31. The pharmaceutical composition according to claim 30, wherein the sequence that is antisense to at least a portion of the fer gene is SEQ ID NO 8.

32. The pharmaceutical composition according to claim 29, for use in the treatment of cancer.

33. The pharmaceutical composition according to claim 32, for use in the treatment of colorectal cancer.

34. The pharmaceutical composition according to claim 32, for use in the treatment of liver cancer.

35. A method for identifying a cancerous state in a cell comprising detecting FerC in the cell.

36. The method according to claim 35, wherein the cancer is colorectal cancer.

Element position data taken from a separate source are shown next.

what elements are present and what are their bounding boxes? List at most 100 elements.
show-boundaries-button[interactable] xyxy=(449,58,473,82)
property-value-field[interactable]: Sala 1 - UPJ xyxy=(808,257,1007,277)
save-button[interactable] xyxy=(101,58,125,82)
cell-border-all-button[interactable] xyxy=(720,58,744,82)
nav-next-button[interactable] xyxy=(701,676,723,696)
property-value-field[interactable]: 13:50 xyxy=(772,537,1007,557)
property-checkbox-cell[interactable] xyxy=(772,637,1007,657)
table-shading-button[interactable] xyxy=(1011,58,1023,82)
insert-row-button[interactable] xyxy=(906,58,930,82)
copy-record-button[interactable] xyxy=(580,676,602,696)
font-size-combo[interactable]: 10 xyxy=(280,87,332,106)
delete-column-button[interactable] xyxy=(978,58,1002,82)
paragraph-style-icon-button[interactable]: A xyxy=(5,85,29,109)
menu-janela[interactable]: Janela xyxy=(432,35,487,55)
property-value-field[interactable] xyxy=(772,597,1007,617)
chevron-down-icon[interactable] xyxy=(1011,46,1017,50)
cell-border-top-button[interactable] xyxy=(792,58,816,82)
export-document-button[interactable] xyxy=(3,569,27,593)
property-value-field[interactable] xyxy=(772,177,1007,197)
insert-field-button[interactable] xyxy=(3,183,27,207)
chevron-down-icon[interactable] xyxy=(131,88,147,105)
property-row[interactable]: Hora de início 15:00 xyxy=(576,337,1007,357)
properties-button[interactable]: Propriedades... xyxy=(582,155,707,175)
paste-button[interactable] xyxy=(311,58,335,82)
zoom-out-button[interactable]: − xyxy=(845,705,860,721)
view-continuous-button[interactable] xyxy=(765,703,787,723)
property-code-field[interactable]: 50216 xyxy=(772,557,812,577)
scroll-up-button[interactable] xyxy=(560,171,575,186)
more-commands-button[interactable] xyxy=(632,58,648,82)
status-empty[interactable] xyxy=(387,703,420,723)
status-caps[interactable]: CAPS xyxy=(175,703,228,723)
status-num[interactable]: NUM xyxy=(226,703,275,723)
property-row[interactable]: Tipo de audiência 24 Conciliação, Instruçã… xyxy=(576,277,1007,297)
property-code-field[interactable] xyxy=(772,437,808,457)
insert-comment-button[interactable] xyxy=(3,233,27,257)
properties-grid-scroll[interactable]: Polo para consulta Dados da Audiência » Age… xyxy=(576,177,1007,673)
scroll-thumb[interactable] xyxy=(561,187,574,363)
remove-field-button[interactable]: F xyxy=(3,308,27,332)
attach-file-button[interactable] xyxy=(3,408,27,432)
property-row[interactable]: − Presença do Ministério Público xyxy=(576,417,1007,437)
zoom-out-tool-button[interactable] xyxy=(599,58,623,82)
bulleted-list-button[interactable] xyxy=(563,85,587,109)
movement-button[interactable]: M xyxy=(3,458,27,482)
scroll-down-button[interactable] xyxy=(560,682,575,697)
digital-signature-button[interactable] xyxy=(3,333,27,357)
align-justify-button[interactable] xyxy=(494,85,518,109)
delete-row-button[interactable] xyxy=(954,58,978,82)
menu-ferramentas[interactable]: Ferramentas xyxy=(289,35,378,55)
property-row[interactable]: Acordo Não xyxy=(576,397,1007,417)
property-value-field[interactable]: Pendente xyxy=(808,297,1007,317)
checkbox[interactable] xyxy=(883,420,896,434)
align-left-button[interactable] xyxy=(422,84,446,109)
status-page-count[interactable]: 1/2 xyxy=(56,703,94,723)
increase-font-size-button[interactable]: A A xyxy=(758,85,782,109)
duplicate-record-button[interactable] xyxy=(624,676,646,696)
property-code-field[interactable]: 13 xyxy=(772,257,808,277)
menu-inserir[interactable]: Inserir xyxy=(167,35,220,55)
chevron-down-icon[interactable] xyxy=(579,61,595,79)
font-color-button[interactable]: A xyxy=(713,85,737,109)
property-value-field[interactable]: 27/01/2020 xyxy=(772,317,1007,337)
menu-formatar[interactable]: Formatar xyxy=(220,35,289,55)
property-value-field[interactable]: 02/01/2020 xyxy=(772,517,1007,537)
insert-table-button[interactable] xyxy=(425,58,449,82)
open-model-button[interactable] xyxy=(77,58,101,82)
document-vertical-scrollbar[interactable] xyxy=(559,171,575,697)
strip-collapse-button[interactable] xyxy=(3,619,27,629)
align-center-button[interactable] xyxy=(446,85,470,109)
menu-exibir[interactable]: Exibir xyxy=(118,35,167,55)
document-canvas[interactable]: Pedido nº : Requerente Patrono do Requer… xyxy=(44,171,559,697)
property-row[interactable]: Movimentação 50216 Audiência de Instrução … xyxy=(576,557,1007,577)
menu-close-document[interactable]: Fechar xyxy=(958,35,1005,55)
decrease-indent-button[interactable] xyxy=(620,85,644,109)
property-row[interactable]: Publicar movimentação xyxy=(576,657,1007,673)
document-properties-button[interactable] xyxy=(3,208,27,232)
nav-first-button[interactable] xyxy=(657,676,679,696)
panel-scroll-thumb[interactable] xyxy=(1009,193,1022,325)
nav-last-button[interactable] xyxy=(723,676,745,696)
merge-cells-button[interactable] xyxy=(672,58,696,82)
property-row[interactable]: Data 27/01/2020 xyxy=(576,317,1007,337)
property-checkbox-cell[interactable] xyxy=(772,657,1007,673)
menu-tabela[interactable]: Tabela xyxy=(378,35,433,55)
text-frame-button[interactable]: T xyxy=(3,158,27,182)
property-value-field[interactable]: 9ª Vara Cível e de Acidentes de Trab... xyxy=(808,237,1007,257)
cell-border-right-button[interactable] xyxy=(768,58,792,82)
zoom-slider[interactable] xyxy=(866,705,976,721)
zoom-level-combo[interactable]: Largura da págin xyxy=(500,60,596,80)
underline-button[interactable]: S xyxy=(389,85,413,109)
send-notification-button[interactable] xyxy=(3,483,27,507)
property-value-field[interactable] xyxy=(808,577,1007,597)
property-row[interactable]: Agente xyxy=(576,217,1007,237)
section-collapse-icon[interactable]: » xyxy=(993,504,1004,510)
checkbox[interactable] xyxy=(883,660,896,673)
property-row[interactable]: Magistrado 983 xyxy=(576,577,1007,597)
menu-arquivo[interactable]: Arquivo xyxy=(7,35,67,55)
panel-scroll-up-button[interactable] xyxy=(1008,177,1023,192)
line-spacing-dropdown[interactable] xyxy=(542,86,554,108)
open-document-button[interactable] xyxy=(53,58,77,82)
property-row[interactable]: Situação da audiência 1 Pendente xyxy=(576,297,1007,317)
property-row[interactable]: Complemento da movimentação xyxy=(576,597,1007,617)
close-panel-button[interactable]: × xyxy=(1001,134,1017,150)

37. The method according to claim 35, comprising:

(a) extracting proteins from the cell;

(b) detecting Fer94 in the protein extract using a first antibody reactive with Fer94 and FerC; and

(c) detecting Fer94 in the protein extract using a second antibody reactive with Fer94 and not reactive with FerC; the presence of a protein in the extract reactive to the first antibody and not reactive to the second antibody being indicative of the presence of FerC in the cell.

38. The method according to claim 37, wherein the second antibody binds to an epitope located at the N-terminus of Fer94.

39. A kit for identifying a cancerous state in a cell comprising:

(a) a first antibody reactive with Fer94 and FerC; and

(b) a second antibody reactive with Fer94 and not reactive with FerC.

40. A method of treating cancer comprising administering to an individual a pharmaceutical composition according to claim 29.

41. A polypeptide having the amino acid sequence SEQ ID NO 12.

42. A polypeptide having the amino acid sequence SEQ ID NO 14.

43. A nucleotide sequence encoding the polypeptide SEQ ID NO 12.

44. A nucleotide sequence encoding the polypeptide SEQ ID NO 14.

45. The nucleotide sequence according to claim 43, being SEQ ID NO. 11.

46. The nucleotide sequence according to claim 44, being SEQ ID NO. 13.